The killing of Suleimani is the latest and most significant event in an intensifying U.S.-Iran conflict inside Iraq. In response to shelling by Iranian militias that killed an American contractor and several Iraqis, the U.S. carried out an airstrike earlier this week that killed dozens of Shia militia members tied to Iran. Days later, members of that same militia stormed the U.S. Embassy, smashing windows and forcing diplomatic staff to barricade themselves inside for safety. That brief siege ended without any casualties.
To be clear, Suleimani was a military commander who had spent almost his entire life at war. He was no stranger to violence and in all likelihood envisioned such a death for himself.

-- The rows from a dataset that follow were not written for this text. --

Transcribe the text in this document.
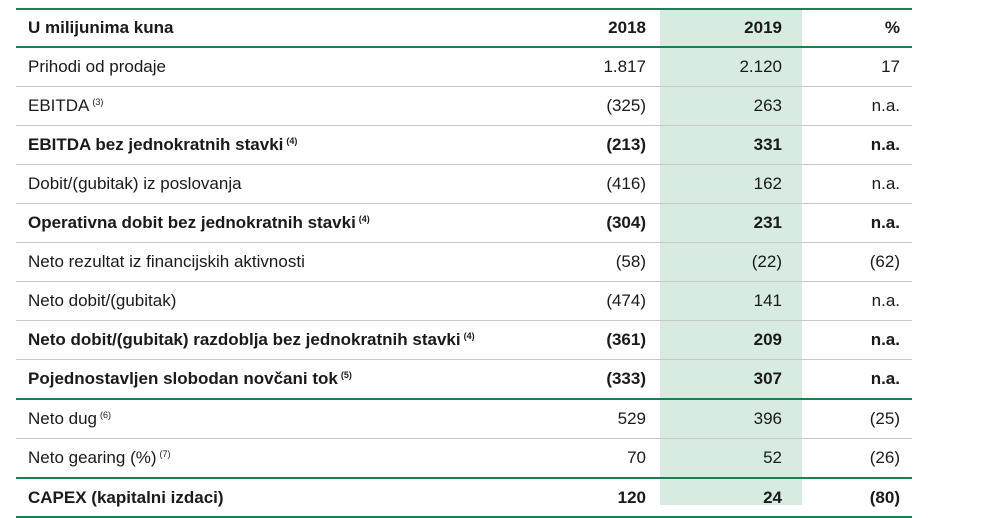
U milijunima kuna	2018	2019	%
Prihodi od prodaje	1.817	2.120	17
EBITDA $^{(3)}$	(325)	263	n.a.
EBITDA bez jednokratnih stavki $^{(4)}$	(213)	331	n.a.
Dobit/(gubitak) iz poslovanja	(416)	162	n.a.
Operativna dobit bez jednokratnih stavki $^{(4)}$	(304)	231	n.a.
Neto rezultat iz financijskih aktivnosti	(58)	(22)	(62)
Neto dobit/(gubitak)	(474)	141	n.a.
Neto dobit/(gubitak) razdoblja bez jednokratnih stavki $^{(4)}$	(361)	209	n.a.
Pojednostavljen slobodan novčani tok $^{(5)}$	(333)	307	n.a.
Neto dug $^{(6)}$	529	396	(25)
Neto gearing (%) $^{(7)}$	70	52	(26)
CAPEX (kapitalni izdaci)	120	24	(80)
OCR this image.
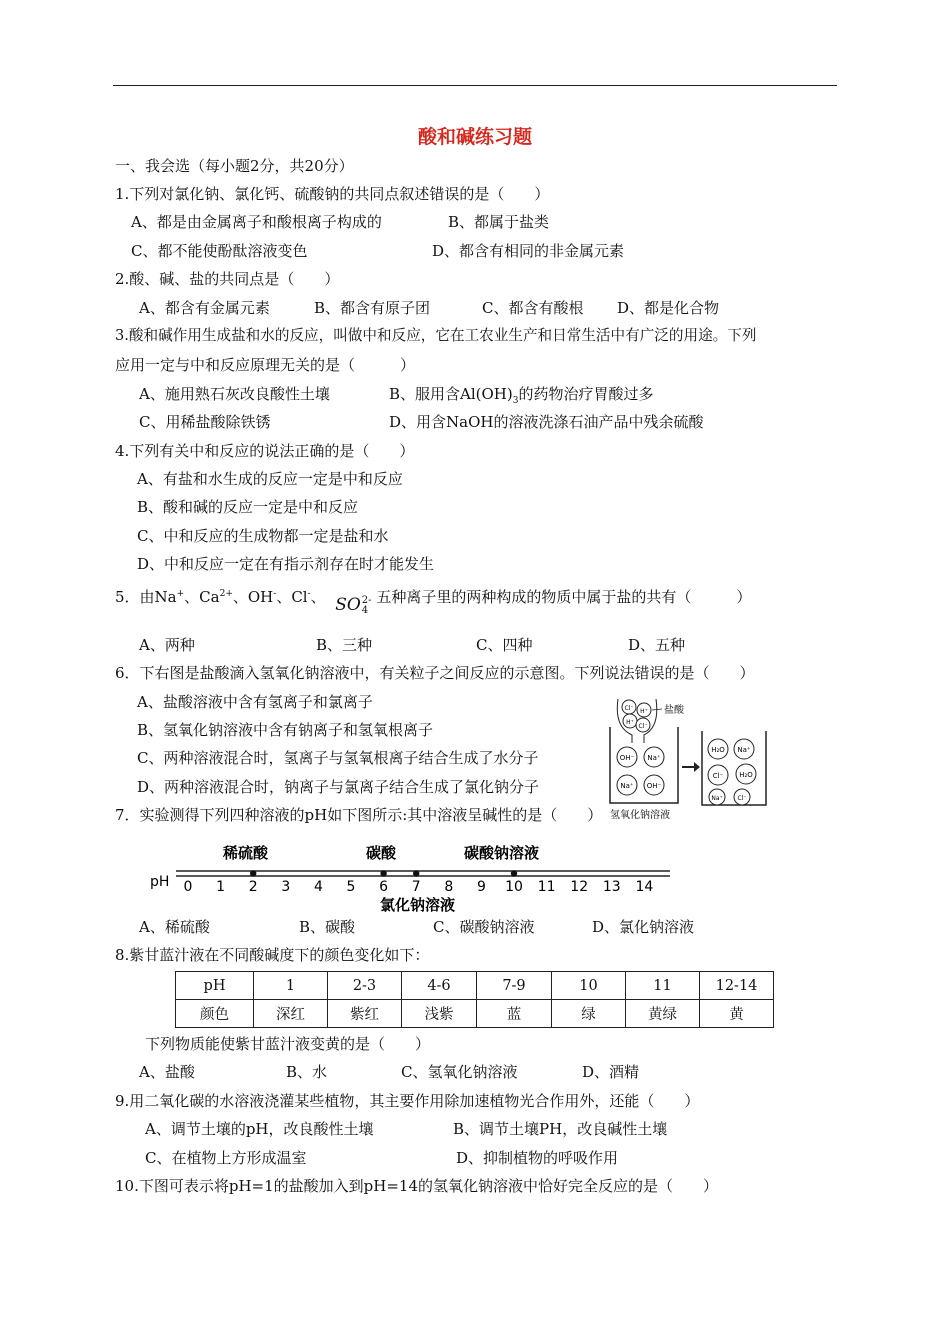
酸和碱练习题
一、我会选（每小题2分，共20分）
1.下列对氯化钠、氯化钙、硫酸钠的共同点叙述错误的是（　　）
A、都是由金属离子和酸根离子构成的	B、都属于盐类
C、都不能使酚酞溶液变色	D、都含有相同的非金属元素
2.酸、碱、盐的共同点是（　　）
A、都含有金属元素	B、都含有原子团	C、都含有酸根 D、都是化合物
3.酸和碱作用生成盐和水的反应，叫做中和反应，它在工农业生产和日常生活中有广泛的用途。下列
应用一定与中和反应原理无关的是（　　　）
A、施用熟石灰改良酸性土壤	B、服用含$Al(OH)_3$的药物治疗胃酸过多
C、用稀盐酸除铁锈	D、用含NaOH的溶液洗涤石油产品中残余硫酸
4.下列有关中和反应的说法正确的是（　　）
A、有盐和水生成的反应一定是中和反应
B、酸和碱的反应一定是中和反应
C、中和反应的生成物都一定是盐和水
D、中和反应一定在有指示剂存在时才能发生
5．由Na+、$Ca^{2+}$、OH-、Cl-、 SO 2-
4
五种离子里的两种构成的物质中属于盐的共有（　　　）
A、两种	B、三种	C、四种	D、五种
6．下右图是盐酸滴入氢氧化钠溶液中，有关粒子之间反应的示意图。下列说法错误的是（　　）
A、盐酸溶液中含有氢离子和氯离子
B、氢氧化钠溶液中含有钠离子和氢氧根离子
C、两种溶液混合时，氢离子与氢氧根离子结合生成了水分子
D、两种溶液混合时，钠离子与氯离子结合生成了氯化钠分子
Cl⁻ H⁺
H⁺
Cl⁻
盐酸
OH⁻ Na⁺
Na⁺ OH⁻
H₂O Na⁺
Cl⁻ H₂O
Na⁺ Cl⁻
氢氧化钠溶液
7．实验测得下列四种溶液的pH如下图所示:其中溶液呈碱性的是（　　）
稀硫酸	碳酸	碳酸钠溶液
pH 0 1 2 3 4 5 6 7 8 9 10 11 12 13 14
氯化钠溶液
A、稀硫酸	B、碳酸	C、碳酸钠溶液	D、氯化钠溶液
8.紫甘蓝汁液在不同酸碱度下的颜色变化如下：
pH	1	2-3	4-6	7-9	10	11	12-14
颜色	深红	紫红	浅紫	蓝	绿	黄绿	黄
下列物质能使紫甘蓝汁液变黄的是（　　）
A、盐酸	B、水	C、氢氧化钠溶液	D、酒精
9.用二氧化碳的水溶液浇灌某些植物，其主要作用除加速植物光合作用外，还能（　　）
A、调节土壤的pH，改良酸性土壤	B、调节土壤PH，改良碱性土壤
C、在植物上方形成温室	D、抑制植物的呼吸作用
10.下图可表示将pH=1的盐酸加入到pH=14的氢氧化钠溶液中恰好完全反应的是（　　）
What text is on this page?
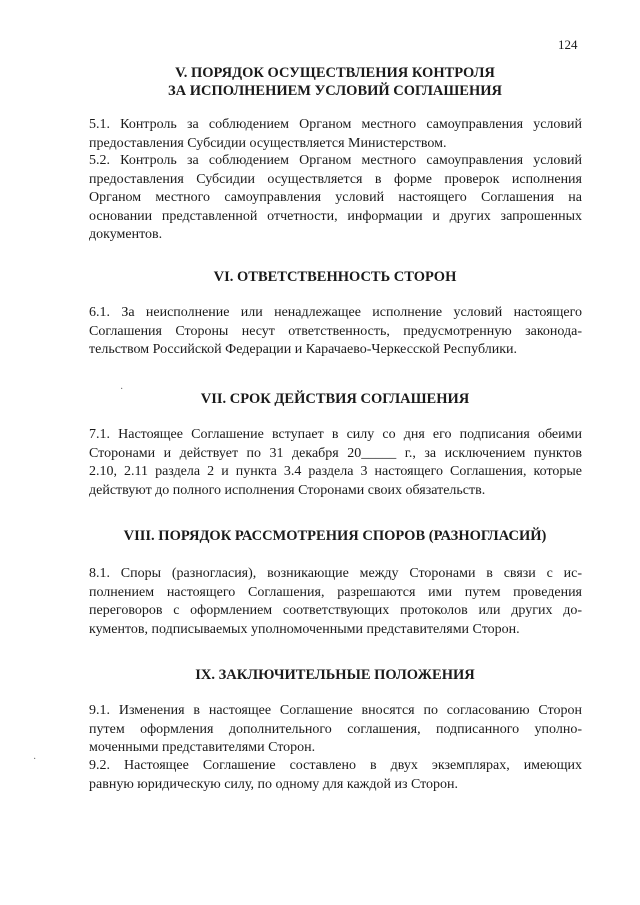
124
V. ПОРЯДОК ОСУЩЕСТВЛЕНИЯ КОНТРОЛЯ
ЗА ИСПОЛНЕНИЕМ УСЛОВИЙ СОГЛАШЕНИЯ
5.1. Контроль за соблюдением Органом местного самоуправления условий
предоставления Субсидии осуществляется Министерством.
5.2. Контроль за соблюдением Органом местного самоуправления условий
предоставления Субсидии осуществляется в форме проверок исполнения
Органом местного самоуправления условий настоящего Соглашения на
основании представленной отчетности, информации и других запрошенных
документов.
VI. ОТВЕТСТВЕННОСТЬ СТОРОН
6.1. За неисполнение или ненадлежащее исполнение условий настоящего
Соглашения Стороны несут ответственность, предусмотренную законода-
тельством Российской Федерации и Карачаево-Черкесской Республики.
·
VII. СРОК ДЕЙСТВИЯ СОГЛАШЕНИЯ
7.1. Настоящее Соглашение вступает в силу со дня его подписания обеими
Сторонами и действует по 31 декабря 20_____ г., за исключением пунктов
2.10, 2.11 раздела 2 и пункта 3.4 раздела 3 настоящего Соглашения, которые
действуют до полного исполнения Сторонами своих обязательств.
VIII. ПОРЯДОК РАССМОТРЕНИЯ СПОРОВ (РАЗНОГЛАСИЙ)
8.1. Споры (разногласия), возникающие между Сторонами в связи с ис-
полнением настоящего Соглашения, разрешаются ими путем проведения
переговоров с оформлением соответствующих протоколов или других до-
кументов, подписываемых уполномоченными представителями Сторон.
IX. ЗАКЛЮЧИТЕЛЬНЫЕ ПОЛОЖЕНИЯ
9.1. Изменения в настоящее Соглашение вносятся по согласованию Сторон
путем оформления дополнительного соглашения, подписанного уполно-
моченными представителями Сторон.
9.2. Настоящее Соглашение составлено в двух экземплярах, имеющих
равную юридическую силу, по одному для каждой из Сторон.
·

In secret cables, Iranian intelligence officers lamented the brutal and sectarian manner in which he had waged the war against the Islamic State in Iraq. In April, the Trump administration took the unusual step of designating the Revolutionary Guards a foreign terrorist organization. But the decision to kill such a powerful individual without any apparent idea of what comes next is chillingly reckless. What happens in the coming weeks and months is still a matter of speculation. But it is safe to say that if, as likely, bloodshed in the region immediately escalates, Iraqi civilians will pay the highest price.
“From the Iranian side, there will obviously be anger and a desire to retaliate,” said Thomas Warrick, a nonresident senior fellow at the Atlantic Council. “It is safe to assume that the Iranians or any militias in Iraq that they support had plans they were prepared to execute if an attack like this occurred. It’s clear that this is not going to be over tonight.”